Copy-pasting the instructions:
get the tool
wget public-repo-1.hortonworks.com/HDP/...
tar zxvf hdp_manual_install_rpm_helper_files-2.6.0.3.8.tar.gz
rm hdp_manual_install_rpm_helper_files-2.6.0.3.8.tar.gz
mv hdp_manual_install_rpm_helper_files-2.6.0.3.8/ hdp_conf_files
run the tool
python hdp_conf_files/scripts/yarn-utils.py -c 4 -m 8 -d 1 false
-c number of cores you have for each node
-m amount of memory you have for each node (Giga)

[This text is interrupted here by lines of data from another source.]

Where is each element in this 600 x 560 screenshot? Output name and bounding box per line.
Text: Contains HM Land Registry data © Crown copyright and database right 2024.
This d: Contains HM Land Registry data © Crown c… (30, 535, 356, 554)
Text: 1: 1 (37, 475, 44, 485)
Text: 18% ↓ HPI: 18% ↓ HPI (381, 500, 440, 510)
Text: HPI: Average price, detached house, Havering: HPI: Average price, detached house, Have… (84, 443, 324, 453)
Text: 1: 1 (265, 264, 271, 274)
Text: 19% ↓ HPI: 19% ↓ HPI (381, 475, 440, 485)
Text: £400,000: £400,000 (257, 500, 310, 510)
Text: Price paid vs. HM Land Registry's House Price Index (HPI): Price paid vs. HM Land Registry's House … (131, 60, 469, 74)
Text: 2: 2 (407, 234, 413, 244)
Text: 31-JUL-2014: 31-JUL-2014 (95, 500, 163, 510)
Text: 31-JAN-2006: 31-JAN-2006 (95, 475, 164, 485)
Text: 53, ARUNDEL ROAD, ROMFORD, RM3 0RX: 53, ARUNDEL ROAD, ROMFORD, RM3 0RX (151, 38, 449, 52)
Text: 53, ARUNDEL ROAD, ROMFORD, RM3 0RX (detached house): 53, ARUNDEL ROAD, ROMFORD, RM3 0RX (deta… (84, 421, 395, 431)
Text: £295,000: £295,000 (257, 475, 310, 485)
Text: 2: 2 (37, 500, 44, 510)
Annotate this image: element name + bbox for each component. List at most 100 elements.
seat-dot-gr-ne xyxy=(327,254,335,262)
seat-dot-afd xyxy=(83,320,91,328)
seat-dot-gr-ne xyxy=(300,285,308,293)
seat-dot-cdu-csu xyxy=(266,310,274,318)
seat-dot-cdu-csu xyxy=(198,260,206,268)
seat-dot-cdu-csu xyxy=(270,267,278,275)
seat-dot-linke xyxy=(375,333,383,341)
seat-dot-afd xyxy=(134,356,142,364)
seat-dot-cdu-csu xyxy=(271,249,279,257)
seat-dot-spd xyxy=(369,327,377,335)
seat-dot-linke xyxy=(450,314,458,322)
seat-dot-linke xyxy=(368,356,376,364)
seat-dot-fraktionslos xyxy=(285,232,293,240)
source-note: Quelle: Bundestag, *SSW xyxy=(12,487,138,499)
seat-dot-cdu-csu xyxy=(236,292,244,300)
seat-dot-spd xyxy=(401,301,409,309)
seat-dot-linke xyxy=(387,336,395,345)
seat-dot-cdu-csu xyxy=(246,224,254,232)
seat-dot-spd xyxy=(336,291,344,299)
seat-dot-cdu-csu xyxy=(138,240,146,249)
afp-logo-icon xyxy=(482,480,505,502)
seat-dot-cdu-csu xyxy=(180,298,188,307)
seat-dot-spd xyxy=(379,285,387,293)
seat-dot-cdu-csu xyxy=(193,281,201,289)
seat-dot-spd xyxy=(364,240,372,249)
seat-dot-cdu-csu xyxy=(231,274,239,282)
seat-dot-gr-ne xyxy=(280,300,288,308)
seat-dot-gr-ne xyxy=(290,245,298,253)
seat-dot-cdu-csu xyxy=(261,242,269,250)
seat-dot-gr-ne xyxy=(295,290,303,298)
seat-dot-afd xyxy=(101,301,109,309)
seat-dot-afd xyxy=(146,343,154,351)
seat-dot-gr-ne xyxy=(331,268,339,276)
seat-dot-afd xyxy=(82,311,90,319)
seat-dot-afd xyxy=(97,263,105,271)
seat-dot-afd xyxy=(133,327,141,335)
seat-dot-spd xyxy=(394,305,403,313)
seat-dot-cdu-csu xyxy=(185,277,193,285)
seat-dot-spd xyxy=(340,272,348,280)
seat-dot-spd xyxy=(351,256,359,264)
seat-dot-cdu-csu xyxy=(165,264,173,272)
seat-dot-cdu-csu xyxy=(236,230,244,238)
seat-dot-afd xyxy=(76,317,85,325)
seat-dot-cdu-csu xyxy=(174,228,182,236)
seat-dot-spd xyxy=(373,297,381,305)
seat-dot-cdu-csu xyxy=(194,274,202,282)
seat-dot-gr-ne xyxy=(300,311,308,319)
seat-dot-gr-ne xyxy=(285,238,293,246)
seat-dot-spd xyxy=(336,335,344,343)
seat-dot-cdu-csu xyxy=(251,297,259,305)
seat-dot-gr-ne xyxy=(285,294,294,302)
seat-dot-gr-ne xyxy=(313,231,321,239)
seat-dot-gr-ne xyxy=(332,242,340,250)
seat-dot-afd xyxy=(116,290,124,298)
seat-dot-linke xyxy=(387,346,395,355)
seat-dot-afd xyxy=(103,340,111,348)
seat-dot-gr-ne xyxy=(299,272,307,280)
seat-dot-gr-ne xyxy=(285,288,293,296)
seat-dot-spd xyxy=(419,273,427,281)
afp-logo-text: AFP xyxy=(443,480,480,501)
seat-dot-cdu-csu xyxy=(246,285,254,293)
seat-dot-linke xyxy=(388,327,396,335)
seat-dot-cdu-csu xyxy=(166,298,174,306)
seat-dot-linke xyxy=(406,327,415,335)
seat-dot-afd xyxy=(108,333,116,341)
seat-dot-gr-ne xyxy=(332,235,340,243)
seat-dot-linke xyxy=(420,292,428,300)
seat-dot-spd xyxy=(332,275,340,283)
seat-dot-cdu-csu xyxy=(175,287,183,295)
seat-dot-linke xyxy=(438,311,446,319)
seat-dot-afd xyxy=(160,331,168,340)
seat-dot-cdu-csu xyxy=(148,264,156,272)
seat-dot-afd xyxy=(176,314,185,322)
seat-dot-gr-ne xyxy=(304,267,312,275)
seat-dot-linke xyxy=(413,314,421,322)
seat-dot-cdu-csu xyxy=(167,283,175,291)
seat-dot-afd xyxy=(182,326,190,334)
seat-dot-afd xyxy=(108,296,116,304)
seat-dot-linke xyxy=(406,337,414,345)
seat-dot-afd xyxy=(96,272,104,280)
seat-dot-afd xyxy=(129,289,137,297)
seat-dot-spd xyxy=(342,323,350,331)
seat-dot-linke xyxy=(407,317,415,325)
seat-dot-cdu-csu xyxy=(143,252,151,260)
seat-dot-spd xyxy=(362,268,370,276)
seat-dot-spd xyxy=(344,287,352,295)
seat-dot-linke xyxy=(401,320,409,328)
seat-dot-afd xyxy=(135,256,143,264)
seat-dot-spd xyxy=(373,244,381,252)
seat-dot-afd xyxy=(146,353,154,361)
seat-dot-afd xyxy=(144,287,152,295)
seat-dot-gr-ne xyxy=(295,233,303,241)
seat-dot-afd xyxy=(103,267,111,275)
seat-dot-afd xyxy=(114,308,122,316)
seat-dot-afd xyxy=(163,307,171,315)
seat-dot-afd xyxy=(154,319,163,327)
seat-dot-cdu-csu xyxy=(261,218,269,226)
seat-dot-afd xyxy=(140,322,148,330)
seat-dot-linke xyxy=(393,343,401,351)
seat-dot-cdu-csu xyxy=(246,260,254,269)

-d number of disk you have for each node
-bool "True" if HBase is installed; "False" if not
This should provide appropriate settings to use. After the xml files have been edited and YARN has been restarted, you can try this command to check that all the worker nodes are active.
yarn node -list
First of all i d like to thank Andrew for a superb tutorial. Besides some minor alternation i had to make, i was able to set up the hdfs etc. but i am running now on the same problem as you Andreas.
The first thing i d like to add to your recommendations is that downloading the java is easier.
sudo apt-get install openjdk-8-jdk
and then change the default (as you suggested already):
sudo update-alternatives --config java
sudo update-alternatives --config javac
Then change export JAVA_HOME=$(readlink –f /usr/bin/java | sed "s:bin/java::") to export JAVA_HOME=/usr/lib/jvm/java-8-openjdk-armhf both in ~/.bashrc and in /opt/hadoop/etc/hadoop/hadoop-env.sh.
The part i have been stuck for a while though is that yarn node -list command stucks
and if i try to run a spark job then i also get stuck on the ACCEPTED part.
I haven't yet tried your proposition.
PS I know it is a year-old article but still is the best i ve seen so far in my research.
Ευχαριστώ πολύ και τους 2 (I would like to thank you both)
Hi Andreas,
I am running Raspbian Buster on my PIs, too. I have downloaded the "Linux ARM 64 Hard Float ABI" (jdk-8u231-linux-arm64-vfp-hflt.tar.gz) and followed your instructions and I get following error bu running java -version
I guess this java-product is not compatible with the PI. Which exact file have you downloaded from the Orcale site?